Par Panorama - cinéma



THE RAID: REDEMPTION
Gareth Evans  |  Indonésie  |  2011

Je me manifeste souvent comme un fin connaisseur des films chargés d’explosions et de testostérone. À mon grand désarroi, la furie et les palpitations que l’on retrouve habituellement dans le cinéma d’action semblent avoir mystérieusement disparu depuis quelques années. Il y a longtemps qu’un film de ce genre m’a coupé le souffle. Je me dois souvent de retourner aux classiques de John Woo ou de John McTiernan pour étancher ma soif d'émotions fortes. Mais, comme une tonne de briques, The Raid: Redemption de Gareth Evans fait son entrée dans un univers où l’on croyait avoir tout vu. D’origine britannique, Evans plonge dans la culture indonésienne pour livrer 101 minutes de pure adrénaline. Maintenant à sa deuxième collaboration avec l’acteur Iko Uwais (après le surprenant Merantau), le cinéaste fait preuve de cran et nous expose le maximum que le Silat (art martial indonésien) a à nous offrir, dévoilant la force surhumaine et l’agilité qui se déchargent de ce style de combat infligeant une douleur considérable à ses adeptes et leurs assaillants. Bref, Evans nous plonge dans le feu de l’action en suivant ce petit groupe d’intervention voulant appréhender un baron de la drogue sur son propre terrain. Coeurs sensibles s’abstenir, car personne ne retient ses coups!

Texte : Maxime Monast




CAMION
Rafaël Ouellet  |  Québec  |  2012

On pensera à Camion comme un jalon additionnel confirmant que le cinéma québécois récent, à l’instar de la société qu’il dépeint, marche vers une réhabilitation du dialogue. Dans ce cas en particulier, bien que le titre se fasse déjà image au premier degré (les camions, c’est pour les hommes et les ti-gars, surtout dans une histoire d’hommes et de ti-gars), il englobe une figure allégorique beaucoup plus importante : ce camion que conduit Germain depuis tant d’années, camion que l’on sent aussi fiable que près de la retraite, comme son propriétaire, sert de pivot dramatique fort. Lorsqu’un accident meurtrier force le vieux routier à abandonner sa vocation, c’est tout ce qu’il est depuis toujours dans ses schèmes de patriarche qui s’effondre.
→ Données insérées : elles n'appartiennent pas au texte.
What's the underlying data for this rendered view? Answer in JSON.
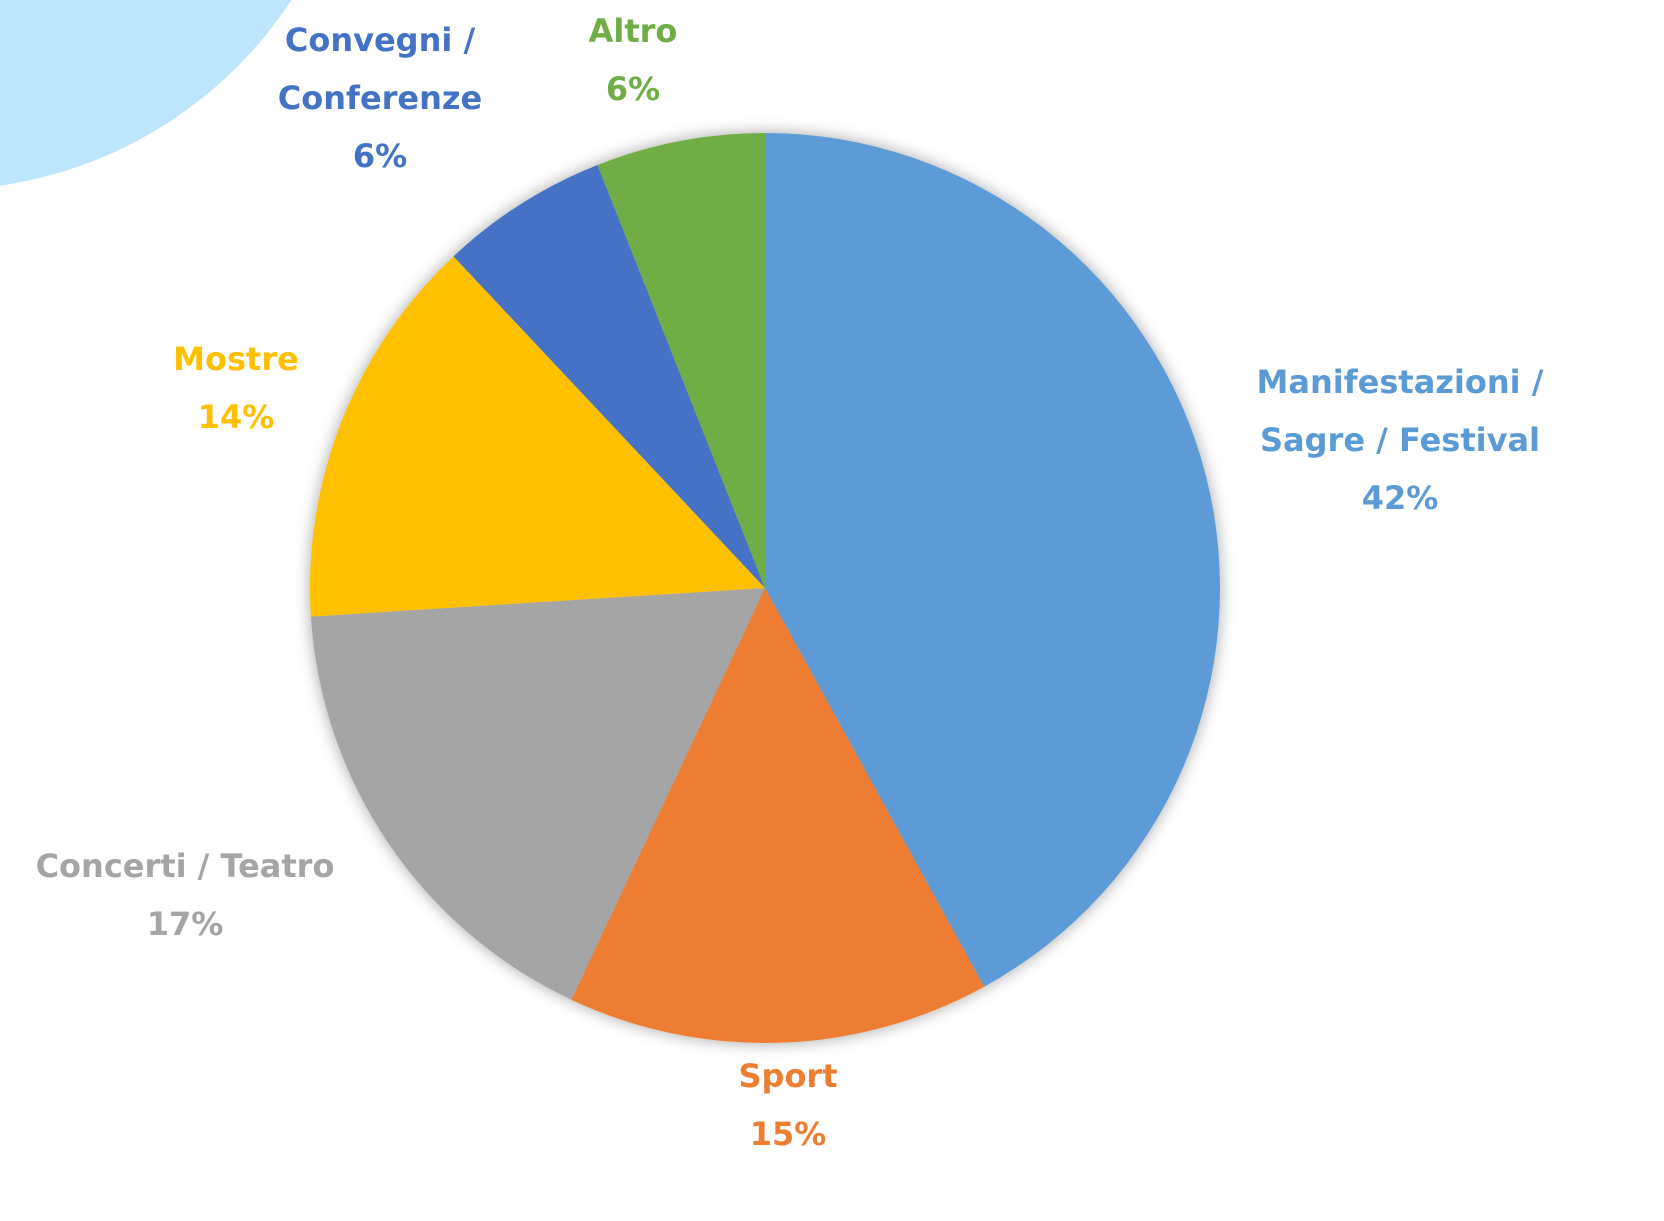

Rassemblant de force les personnages au sein de leur cellule familiale défaillante (le père traumatisé et ses deux fils semi bons à rien, l’un résigné fataliste cynique, l’autre pathétique sans avenir professionnel), cette conjoncture narrative les plaque devant un noeud symptomatique qu’il leur faudra démêler dans l’altérité même des retrouvailles. Avec toujours une pointe d’humour qui perce le tragique, des dialogues à la répartie intelligente et des acteurs charismatiques, dont le plus que jamais poignant Julien Poulin, c’est en tant que porte-étendard d’une fraternité à renouveler que se pose le Camion de Rafaël Ouellet.

Texte : Olivier Lamothe




THE CABIN IN THE WOODS
Drew Goddard  |  États-Unis  |  2011

Il y a des limites à refaire sans cesse le même film. Quand on a produit et écrit Lost, et quand on a écrit Cloverfield, pas de doute : on a les ressources de l'imaginaire pour faire quelque chose de différent... pour le meilleur ou pour le pire. Cette fois, c'est le Drew Goddard des beaux jours qui se lève et nous offre un torture-porn jouissif, où l'attirail vaut cependant bien plus que l’exécution proprement dite. Malgré son absurdité, le cinéaste américain réussit à concocter une oeuvre cohérente et libérée de ces foutues contraintes invisibles qui veulent que « ces mensonges-ci soient plus vrais que ces mensonges-là »... Ici, tout est placé au service de l'intrigue, du détournement des codes et de la subversion de la logique narrative habituellement associée au genre dans lequel on s'inscrit. Ce n'est pas révolutionnaire, mais c'est suffisamment original pour que ça nous stimule. Et, avantage non négligeable à la chose, contrairement à Lost, on ne s'égare pas, ici, en chemin. C'est 95 minutes bien carrées, qui nous plaisent justement pour leur hermétisme.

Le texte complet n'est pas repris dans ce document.